REVIEW: Millennium's epilogue wasn't long in coming - a mere 4 episodes into The X-Files' next season - but it wasn't really a Frank Black story. The Lone Gunmen, on the other hand, are already recurring characters on the series, and have headlined episodes by themselves. So they can have their last hurrah without Doggett and Reyes taking too large a role, leaving room for Jimmy and Yves to make Jump the Shark work as the last Lone Gunmen series episode. But it comes VERY late in the season following the Gunmen's cancellation, even after the Gunmen have already appeared. So what kind of resolution to the series finale cliffhanger can we expect? Well, they do bring back villainous con man and former MiB Morris Fletcher to address the issue, and we basically learn after the fact that the Gunmen finale was all about capturing Yves for some well-paying party. It's rather sweet that Jimmy has spent the last year trying to find her, and that the Gunmen have spent all their money financing his travels to the point where they haven't published an issue in months.

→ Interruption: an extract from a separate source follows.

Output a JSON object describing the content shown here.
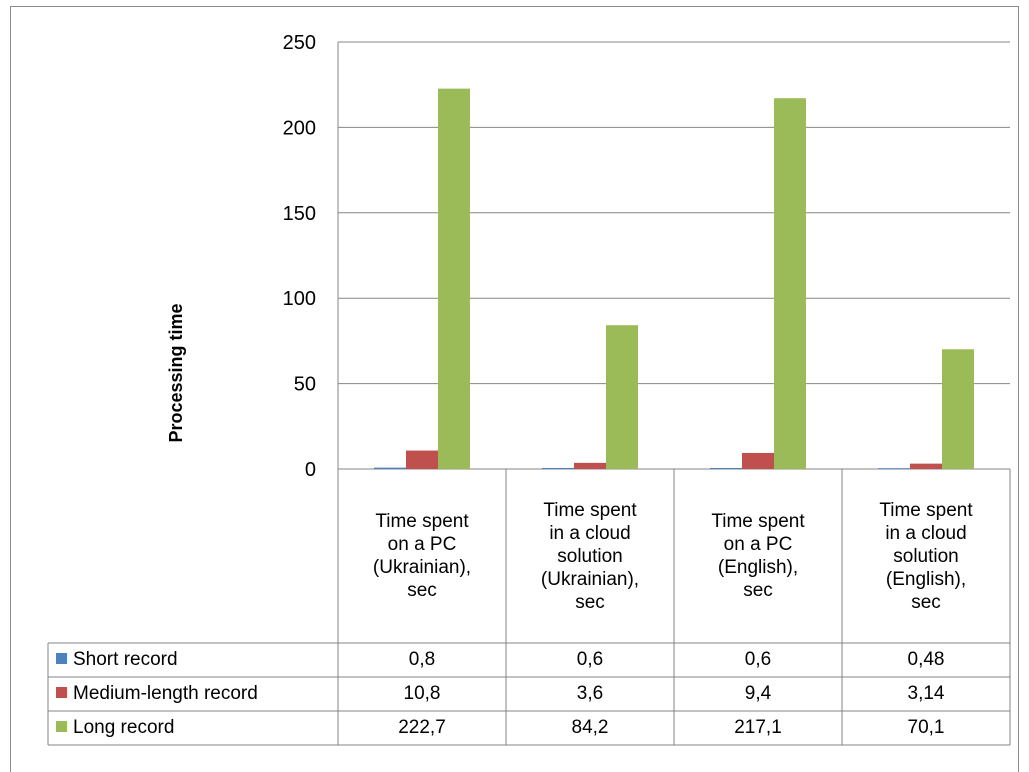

Though Fletcher executed another convoluted con, he's mostly a distraction as the plot is about biological terrorism. Fletcher lets us believe Yves is a super-soldier, something that though a retcon, would almost make sense and truly shocked me into full alertness. When it was intimated that she would have been turned into a super-soldier after her capture, I felt disappointed. How much less interesting than to have her be super-competent because of enhancements, and running from the Conspiracy. In the end, it was another of Fletcher's lies (oh, boo), and the man looking for her was just her rich and evil father. No doubt what they had in mind on the series itself, but since it can't really be explored, kind of lame. Her terror-financing dad is what she's been fighting all along, which allows her to introduce the threat of the week, a super-virus hidden inside shark cartilage surgically hidden inside the bad guys.
The Gunmen are wistful throughout, knowing this is their last big episode, and it's expected. What isn't so expected is that they make the ultimate sacrifice to protect tens of thousands of people from the virus, apparently dying from it themselves. It's a bit of a cheat that all three would need to die considering that Frohike could have told them to run, and they might have made it before the doors closed and the virus was let out. But they're really one character, in a Rosencrantz & Guildenstern kind of way, so it's fitting. And really quite touching, especially with the "next generation", especially Jimmy, looking on. I do think the funeral over-eggs the pudding however. Having jerky hacker Kimmy deliver the longest goodbye made me think it was all a hoax (see The Truth), because who cares about him? Having Skinner arrange for a burial at Arlington Cemetery is a nice touch. But Scully goes way over the top, essentially delivering lines that would have better fit in Mulder's mouth, and the music gets really syrupy... It's just the Lone Gunmen, okay? They were exposition machines and occasionally fair comedy relief. Let's not go overboard.
THE TRUTH IS OUT THERE: So if the Lone Gunmen die here, how can they appear, as IMDB tells me they do, in the upcoming mini-series? If they survived, who knows it? Anyone at the funeral? Are Skinner and Scully particularly kind in their eulogies to convince Yves and Jimmy that their friends are dead while they actually go "underground" for the FBI? We don't have long to wait for an explanation, I suppose.
REWATCHABILITY: Medium-High - A bit haphazard, but the poignant and heroic death of the Lone Gunmen means this is an important episode for the series mythology.
Comments
This. I think I remember throwing things at the TV when Scully said "I don't know if they ever knew how much they meant to me" ... perhaps it's because you treated them like dirt whenever the opportunity presented itself, you don't suppose that had something to do with it you harridan?
So I don't know whether I was mad because they wrote a fictional character badly, or because I have a problem with people treating each other poorly in life but then creating self-serving fictions after they die. Perhaps a little from column A and a little from column B.